Ex Marsh chair launches fund

Jeffrey Greenberg has rebounded following his departure from Marsh & McLennan, where he was chairman and CEO, and is reportedly set to launch a new private equity fund.

Jeffrey Greenberg, the former chairman and CEO of Marsh & McLennan, has reportedly linked up with New York-based Venturion Capital to launch a new $1 billion (€832 million) private equity fund. Greenberg will be operating out of his new firm Aquiline Capital Partners for the joint venture.

Greenberg, the son of embattled former AIG head Maurice “Hank” Greenberg, resigned from Marsh & McLennan last October amid bid-rigging and price-fixing allegations leveled against the company by New York attorney general Eliot Spitzer. Marsh eventually settled those charges through paying $850 million as part of a settlement.

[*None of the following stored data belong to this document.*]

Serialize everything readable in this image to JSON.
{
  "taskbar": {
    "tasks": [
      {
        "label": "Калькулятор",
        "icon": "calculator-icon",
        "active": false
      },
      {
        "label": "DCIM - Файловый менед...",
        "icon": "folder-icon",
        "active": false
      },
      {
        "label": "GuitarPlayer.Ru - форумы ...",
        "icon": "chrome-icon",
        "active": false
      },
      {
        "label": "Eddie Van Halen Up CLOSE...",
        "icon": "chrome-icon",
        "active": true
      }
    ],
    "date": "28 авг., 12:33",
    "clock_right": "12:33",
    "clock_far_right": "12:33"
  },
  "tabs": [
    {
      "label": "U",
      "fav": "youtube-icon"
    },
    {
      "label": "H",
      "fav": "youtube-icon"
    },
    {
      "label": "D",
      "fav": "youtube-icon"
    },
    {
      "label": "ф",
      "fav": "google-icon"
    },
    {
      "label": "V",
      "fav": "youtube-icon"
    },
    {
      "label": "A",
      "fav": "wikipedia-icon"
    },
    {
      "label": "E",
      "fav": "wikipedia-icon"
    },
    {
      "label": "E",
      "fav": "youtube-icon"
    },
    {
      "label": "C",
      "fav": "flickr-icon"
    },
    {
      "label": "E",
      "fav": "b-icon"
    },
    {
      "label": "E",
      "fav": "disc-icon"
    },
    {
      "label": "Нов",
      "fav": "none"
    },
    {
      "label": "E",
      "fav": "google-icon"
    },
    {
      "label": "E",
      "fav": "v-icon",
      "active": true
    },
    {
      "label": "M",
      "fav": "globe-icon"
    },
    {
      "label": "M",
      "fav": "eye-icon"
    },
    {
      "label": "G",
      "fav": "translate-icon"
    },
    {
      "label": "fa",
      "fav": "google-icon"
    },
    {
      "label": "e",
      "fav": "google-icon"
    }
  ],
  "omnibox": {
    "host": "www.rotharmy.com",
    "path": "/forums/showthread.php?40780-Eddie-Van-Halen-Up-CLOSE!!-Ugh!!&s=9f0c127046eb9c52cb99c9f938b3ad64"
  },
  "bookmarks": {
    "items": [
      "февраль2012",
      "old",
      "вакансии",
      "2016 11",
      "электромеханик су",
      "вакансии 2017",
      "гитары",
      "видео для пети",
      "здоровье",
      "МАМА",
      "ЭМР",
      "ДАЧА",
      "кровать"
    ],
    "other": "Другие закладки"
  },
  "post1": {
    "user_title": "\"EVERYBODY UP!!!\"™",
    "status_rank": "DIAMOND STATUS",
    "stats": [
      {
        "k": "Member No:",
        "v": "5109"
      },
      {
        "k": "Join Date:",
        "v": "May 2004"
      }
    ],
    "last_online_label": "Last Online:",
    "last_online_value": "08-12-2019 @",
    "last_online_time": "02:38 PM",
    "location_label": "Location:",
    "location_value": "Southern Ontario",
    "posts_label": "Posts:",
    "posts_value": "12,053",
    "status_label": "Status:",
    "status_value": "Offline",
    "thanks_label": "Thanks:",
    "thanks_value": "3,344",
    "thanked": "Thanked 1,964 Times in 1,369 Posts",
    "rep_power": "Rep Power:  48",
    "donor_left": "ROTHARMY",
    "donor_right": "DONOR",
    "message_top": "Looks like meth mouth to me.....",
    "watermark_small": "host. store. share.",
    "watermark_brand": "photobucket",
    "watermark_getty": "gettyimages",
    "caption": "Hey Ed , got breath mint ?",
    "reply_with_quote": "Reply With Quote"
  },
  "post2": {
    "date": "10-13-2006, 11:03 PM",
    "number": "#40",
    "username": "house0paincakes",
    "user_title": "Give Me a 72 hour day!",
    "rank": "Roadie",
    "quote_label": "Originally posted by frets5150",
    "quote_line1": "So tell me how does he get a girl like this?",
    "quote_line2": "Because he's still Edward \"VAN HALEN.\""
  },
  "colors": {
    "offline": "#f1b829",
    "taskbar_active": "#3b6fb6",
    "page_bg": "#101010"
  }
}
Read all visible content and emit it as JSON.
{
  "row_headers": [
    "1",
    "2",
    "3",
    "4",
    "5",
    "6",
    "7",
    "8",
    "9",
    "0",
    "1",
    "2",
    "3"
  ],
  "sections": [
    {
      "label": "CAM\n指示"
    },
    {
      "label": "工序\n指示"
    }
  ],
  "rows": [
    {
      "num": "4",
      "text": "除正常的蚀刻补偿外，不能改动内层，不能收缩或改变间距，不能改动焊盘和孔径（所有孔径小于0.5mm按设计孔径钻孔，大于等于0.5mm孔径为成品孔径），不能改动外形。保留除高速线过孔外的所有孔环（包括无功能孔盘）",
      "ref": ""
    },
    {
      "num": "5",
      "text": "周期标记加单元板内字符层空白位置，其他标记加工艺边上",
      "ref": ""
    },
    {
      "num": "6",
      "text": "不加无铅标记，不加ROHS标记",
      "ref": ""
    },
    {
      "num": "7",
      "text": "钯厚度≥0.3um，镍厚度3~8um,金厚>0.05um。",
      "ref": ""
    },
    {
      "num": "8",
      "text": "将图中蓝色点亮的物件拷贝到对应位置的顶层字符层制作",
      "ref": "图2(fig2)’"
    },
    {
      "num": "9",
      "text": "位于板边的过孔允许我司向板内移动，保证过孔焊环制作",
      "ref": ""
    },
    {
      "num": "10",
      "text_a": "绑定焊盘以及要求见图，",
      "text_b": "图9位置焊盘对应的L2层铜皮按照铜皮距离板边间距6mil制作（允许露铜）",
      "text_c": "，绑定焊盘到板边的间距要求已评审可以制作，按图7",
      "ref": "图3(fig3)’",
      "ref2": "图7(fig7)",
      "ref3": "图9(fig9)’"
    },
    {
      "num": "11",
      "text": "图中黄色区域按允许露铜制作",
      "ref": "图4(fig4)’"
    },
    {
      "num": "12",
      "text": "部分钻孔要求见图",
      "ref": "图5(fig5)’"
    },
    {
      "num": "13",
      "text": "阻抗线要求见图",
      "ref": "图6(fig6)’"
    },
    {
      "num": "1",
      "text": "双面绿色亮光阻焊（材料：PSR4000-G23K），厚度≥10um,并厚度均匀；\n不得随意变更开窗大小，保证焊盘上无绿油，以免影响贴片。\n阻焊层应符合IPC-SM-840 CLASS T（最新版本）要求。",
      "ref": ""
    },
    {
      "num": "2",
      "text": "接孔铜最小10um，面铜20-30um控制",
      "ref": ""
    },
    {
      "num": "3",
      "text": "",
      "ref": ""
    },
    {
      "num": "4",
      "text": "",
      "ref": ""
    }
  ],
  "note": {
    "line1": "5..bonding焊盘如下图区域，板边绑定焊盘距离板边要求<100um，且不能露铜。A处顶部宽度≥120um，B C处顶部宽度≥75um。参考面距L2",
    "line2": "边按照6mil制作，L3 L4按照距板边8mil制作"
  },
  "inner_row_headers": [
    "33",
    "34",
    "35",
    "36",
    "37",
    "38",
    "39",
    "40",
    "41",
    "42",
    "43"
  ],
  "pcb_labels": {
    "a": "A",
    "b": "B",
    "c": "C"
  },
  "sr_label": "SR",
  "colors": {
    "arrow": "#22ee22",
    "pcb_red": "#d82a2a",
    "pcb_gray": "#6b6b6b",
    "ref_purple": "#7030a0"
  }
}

This won’t be Greenberg’s first foray into private equity. He had chaired Marsh & McLennan’s in-house buyout group MMC Capital from 1996 to 2002. (MMC has since spun out of Marsh, and is now the independently run Stone Point Capital.)

The combination of Greenberg’s history in the financial space, and Venturion Capital’s specialisation in the same sector would seem to hint that the new fund could have a similar focus.

Venturion Capital was founded in early 1998 by Smith Barney veterans Matthew Grayson, Geoffrey Kalish and Bruce MacFarlane. The firm added Mitchell Leidner to its managing director ranks in 2000, luring him over from the alternative asset management division of The Blackstone Group

If the fund is indeed financially focused, it will join a number of other similarly targeted vehicles. Equifin Capital Partners, another New York-based financial services specialist, is also out raising a $450 million fund. The firm, according to SEC documents, has closed on $99 million so far. Other financially focused private equity firms in the market include MD Sass Financial Strategies, Lovell Minnick Partners and others.

There was no word yet as to when the fundraising will begin, or if the $1 billion target represents a hard cap on the fund.

Calls to Venturion were not returned by press time.